It’s alive! Austin-Healey Sprite project car

by Kyle Smith
26 October 2020

Taking on my little blue Austin-Healey Sprite restoration car was too good an opportunity to miss, and my objective was to show that affordable fun cars still exist. I think I failed on that goal, but in the end I do still have a car ready for adventure with a relatively modest financial outlay. It all required more time and knowledge than I expected, but luckily a lot of the heavy lifting is now done.

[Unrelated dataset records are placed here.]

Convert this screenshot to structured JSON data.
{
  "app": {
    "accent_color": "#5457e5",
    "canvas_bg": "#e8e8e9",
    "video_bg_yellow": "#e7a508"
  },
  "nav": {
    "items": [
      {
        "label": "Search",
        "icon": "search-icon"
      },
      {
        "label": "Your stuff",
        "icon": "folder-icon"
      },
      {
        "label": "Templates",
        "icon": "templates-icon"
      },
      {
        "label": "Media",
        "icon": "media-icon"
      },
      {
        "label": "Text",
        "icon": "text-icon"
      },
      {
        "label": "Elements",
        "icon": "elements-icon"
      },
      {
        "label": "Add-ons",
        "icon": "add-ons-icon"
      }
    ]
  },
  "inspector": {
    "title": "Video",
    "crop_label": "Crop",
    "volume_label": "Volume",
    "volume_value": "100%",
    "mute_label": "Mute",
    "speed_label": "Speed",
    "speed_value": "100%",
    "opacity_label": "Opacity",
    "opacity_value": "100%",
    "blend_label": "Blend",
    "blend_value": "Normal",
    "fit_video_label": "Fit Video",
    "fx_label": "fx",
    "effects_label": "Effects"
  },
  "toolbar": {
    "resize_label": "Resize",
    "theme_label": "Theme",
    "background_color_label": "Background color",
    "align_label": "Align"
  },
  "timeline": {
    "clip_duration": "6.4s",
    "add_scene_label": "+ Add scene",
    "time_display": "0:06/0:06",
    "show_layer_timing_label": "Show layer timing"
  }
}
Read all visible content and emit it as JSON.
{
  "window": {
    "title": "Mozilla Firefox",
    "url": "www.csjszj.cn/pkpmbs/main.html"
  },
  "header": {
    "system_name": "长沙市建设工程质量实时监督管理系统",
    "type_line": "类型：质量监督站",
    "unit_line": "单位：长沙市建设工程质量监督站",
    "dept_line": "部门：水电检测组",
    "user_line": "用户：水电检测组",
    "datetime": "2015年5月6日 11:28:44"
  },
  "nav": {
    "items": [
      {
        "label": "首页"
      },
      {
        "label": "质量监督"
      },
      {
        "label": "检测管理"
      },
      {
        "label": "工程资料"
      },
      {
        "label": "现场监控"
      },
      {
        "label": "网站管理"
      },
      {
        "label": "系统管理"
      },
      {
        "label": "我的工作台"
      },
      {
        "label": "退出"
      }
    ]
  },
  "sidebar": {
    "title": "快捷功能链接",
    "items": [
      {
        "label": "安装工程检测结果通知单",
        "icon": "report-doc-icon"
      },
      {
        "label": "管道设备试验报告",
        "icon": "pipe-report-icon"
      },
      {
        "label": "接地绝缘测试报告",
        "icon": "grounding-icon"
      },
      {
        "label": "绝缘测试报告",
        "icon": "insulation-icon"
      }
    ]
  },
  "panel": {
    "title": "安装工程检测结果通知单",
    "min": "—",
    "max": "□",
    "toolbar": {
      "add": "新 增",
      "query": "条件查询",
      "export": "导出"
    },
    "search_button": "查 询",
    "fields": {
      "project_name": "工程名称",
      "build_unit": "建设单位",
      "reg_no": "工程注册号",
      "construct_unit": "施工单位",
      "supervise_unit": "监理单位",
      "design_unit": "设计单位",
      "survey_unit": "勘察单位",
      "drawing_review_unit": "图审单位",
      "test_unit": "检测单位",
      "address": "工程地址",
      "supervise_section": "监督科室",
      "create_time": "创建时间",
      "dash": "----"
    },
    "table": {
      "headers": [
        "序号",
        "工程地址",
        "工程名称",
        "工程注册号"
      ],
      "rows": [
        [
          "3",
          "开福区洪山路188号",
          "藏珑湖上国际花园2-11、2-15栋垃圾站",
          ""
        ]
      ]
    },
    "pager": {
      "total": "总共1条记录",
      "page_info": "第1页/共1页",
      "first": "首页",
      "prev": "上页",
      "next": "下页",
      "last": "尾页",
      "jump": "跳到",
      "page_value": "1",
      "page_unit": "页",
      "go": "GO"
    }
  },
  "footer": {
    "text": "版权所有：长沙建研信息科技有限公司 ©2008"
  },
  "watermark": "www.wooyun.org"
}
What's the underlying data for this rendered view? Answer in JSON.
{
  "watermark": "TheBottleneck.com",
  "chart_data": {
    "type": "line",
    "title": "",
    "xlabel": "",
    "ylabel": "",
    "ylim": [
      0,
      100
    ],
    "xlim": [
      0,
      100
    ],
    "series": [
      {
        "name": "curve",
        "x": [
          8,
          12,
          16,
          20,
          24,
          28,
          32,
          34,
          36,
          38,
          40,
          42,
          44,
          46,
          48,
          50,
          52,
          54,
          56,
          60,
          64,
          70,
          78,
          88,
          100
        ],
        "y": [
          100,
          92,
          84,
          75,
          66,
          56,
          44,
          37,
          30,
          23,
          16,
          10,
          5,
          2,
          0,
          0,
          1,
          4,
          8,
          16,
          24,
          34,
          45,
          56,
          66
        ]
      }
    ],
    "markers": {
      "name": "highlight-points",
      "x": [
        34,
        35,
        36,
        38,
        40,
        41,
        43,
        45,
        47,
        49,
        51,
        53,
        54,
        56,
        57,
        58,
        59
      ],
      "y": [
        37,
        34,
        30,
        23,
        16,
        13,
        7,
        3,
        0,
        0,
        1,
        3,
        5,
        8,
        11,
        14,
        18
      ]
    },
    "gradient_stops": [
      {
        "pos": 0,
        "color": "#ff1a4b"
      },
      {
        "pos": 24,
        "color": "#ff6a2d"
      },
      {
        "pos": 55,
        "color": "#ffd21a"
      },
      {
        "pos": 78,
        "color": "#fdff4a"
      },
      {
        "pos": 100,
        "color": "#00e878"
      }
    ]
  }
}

That is to say, the engine is back in the roadster and I took it for a drive. The first step in the process was to reassemble the accessory drive. The worn-out water pump that I caught when I pulled the engine out was a failure waiting to happen, so I bolted up a new one along with a used, but in better shape, plastic radiator fan. The generator was the last piece of the accessories and also serves as the belt tensioner. Incorrect tension most likely caused premature wear on the water pump, so careful adjustment there should keep the Austin-Healey Sprite cool and reliable for years to come.

Then I moved on to fitting a new Pertronix distributor. The points had left me stranded twice, and with the goal of having a car I can loan out without second thought, an electronic upgrade in order for peace of mind – even if it added to the list of expenses. Replacing the whole distributor as a unit also makes sense to me because that means no worn out bushings or tired advance unit causing issues. Fix it once, fix it right.

However, I got one thing wrong while installing that new distributor. I rotated the engine to where cylinder one was at top dead centre, marked the orientation of the rotor inside the dizzy, and plucked out the old and stuck in the new. Where I went wrong was to not take into consideration that I could have been on top dead centre of the exhaust stroke, meaning when I attached the spark plug wires I was putting them on the wrong distributor cap terminals.

Once I spotted my error, everything went swimmingly. The car started on the button and ran down the road nicely. The throwout bearing made zero noise and the gearbox shifted with familiar light and long throws.

While the Austin-Healey Sprite is running and driving again, I’m not about to call this project done. For starters, I backed my pickup truck over the exhaust that was removed during disassembly! And the interior needs some love, too. All projects for another episode of Kyle’s Garage.